L'Ing. Ugo Gobbato
Un grande manager nell'Alfa anteguerra


Ugo Gobbato nacque nel 1888 a Volpago del Montello, vicino a Treviso da una famiglia di piccoli agricoltori. Compì studi tecnici e si laureò in ingegeria al Politecnico di Zwickau in Sassonia. Dopo esperienze in piccole aziende, entrò alla Ercole Marelli, poi allo scoppio della guerra del 1915-18 fu impegnato come militare in compiti tecnici. Finita la guerra, entrò in Fiat, e nel giro di due anni diventò direttore di tutto il complesso del Lingotto dove rimase dal 1921 al 1929, anno in cui la Fiat gli assegnò compiti all'estero: prima in Germania, poi in Spagna dove conobbe tra gli altri l'ing. W. Ricart, che arriverà all'Alfa nell'ottobre del 1936.
Nell'estate del 1931 venne mandato a Mosca per costruire il primo stabilimento russo di cuscinetti a sfere, un grande sucesso per l'industria italiana.
Gobbato investì tutte le sue energie in questo non facile progetto e tornò in Italia con un forte esaurimento nervoso, ma con la fama di ingegnere capace di realizzare grandi opere.
Nel dicembre del 1933, fu chiamato all'Alfa Romeo su richiesta di Mussolini e con il benestare della Fiat che probabilmente pensava che sarebbe stato un bene avere all'Alfa una persona che aveva rapporti stretti con l'azienda torinese.
Ma negli anni in cui fu all'Alfa (1933-1945), Gobbato fu spesso in contrasto con la Fiat; lavorò con notevole impegno per far crescere l'Alfa Romeo fino a farle conquistare una grossa quota di mercato nel settore dei motori di aviazione, a spese del gruppo Caproni e della stessa Fiat.
Al suo arrivo in Alfa, Gobbato realizzò una importante riorganizzazione dello stabilimento del Portello superando ostacoli tecnici, di formazione di personale e di reclutamento di manodopera.
Lo stabilimento di San Martino a Pomigliano (i cui lavori iniziarono nel 1938), invece, lo pianificò ex novo e per lui fu una grossa sfida.
Ciò che colpisce dell'ing.

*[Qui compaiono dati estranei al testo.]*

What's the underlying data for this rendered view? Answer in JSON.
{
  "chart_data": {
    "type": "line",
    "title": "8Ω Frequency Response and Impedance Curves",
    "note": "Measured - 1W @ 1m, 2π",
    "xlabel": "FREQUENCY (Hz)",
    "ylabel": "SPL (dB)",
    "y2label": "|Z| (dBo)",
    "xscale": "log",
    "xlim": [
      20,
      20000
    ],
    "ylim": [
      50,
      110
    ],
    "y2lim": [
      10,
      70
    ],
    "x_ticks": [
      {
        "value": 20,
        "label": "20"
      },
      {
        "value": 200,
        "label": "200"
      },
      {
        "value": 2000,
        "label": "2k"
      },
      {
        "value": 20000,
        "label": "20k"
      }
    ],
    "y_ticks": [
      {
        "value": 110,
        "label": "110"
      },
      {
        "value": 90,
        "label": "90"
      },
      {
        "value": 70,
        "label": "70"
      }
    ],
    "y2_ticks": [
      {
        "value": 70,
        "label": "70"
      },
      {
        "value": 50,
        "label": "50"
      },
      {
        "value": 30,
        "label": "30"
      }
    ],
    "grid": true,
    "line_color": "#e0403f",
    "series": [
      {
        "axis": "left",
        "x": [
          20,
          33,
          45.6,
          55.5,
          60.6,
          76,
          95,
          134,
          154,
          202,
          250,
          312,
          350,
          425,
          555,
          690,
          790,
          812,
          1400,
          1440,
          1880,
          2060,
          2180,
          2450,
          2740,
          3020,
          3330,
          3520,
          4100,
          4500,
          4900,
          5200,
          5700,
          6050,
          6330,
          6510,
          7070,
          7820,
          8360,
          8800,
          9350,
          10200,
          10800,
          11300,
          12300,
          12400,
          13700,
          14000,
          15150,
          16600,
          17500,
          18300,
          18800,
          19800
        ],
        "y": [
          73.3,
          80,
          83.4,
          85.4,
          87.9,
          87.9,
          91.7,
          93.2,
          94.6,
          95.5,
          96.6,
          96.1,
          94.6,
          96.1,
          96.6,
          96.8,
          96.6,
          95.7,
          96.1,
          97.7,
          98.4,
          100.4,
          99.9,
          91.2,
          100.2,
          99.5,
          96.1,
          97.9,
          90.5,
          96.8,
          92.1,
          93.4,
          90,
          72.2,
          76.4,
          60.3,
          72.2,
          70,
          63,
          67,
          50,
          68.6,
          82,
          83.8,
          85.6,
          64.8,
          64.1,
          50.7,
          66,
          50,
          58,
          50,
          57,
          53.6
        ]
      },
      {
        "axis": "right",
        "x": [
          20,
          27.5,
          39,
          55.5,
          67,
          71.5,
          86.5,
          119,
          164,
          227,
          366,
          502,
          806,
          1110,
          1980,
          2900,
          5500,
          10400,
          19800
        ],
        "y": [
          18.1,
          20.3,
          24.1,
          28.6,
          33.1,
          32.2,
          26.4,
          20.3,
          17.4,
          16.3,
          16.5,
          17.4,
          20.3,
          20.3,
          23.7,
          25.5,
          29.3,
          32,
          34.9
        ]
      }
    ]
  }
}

Gobbato è la capacità di concentrare sforzi e di armonizzare risorse per raggiungere gli obiettivi. In pochi anni realizzò progettazioni, produzioni, controlli, utilizzando nella guida delle fabbriche una grandissima severità di metodo.
L'epilogo è purtroppo noto: Ugo Gobato fu ucciso il 28 aprile del 1945 e l'industria italiana perse un grande manager, un uomo che avrebbe pouto dare un importante contributo all'industria e alla società italiana del dopoguerra.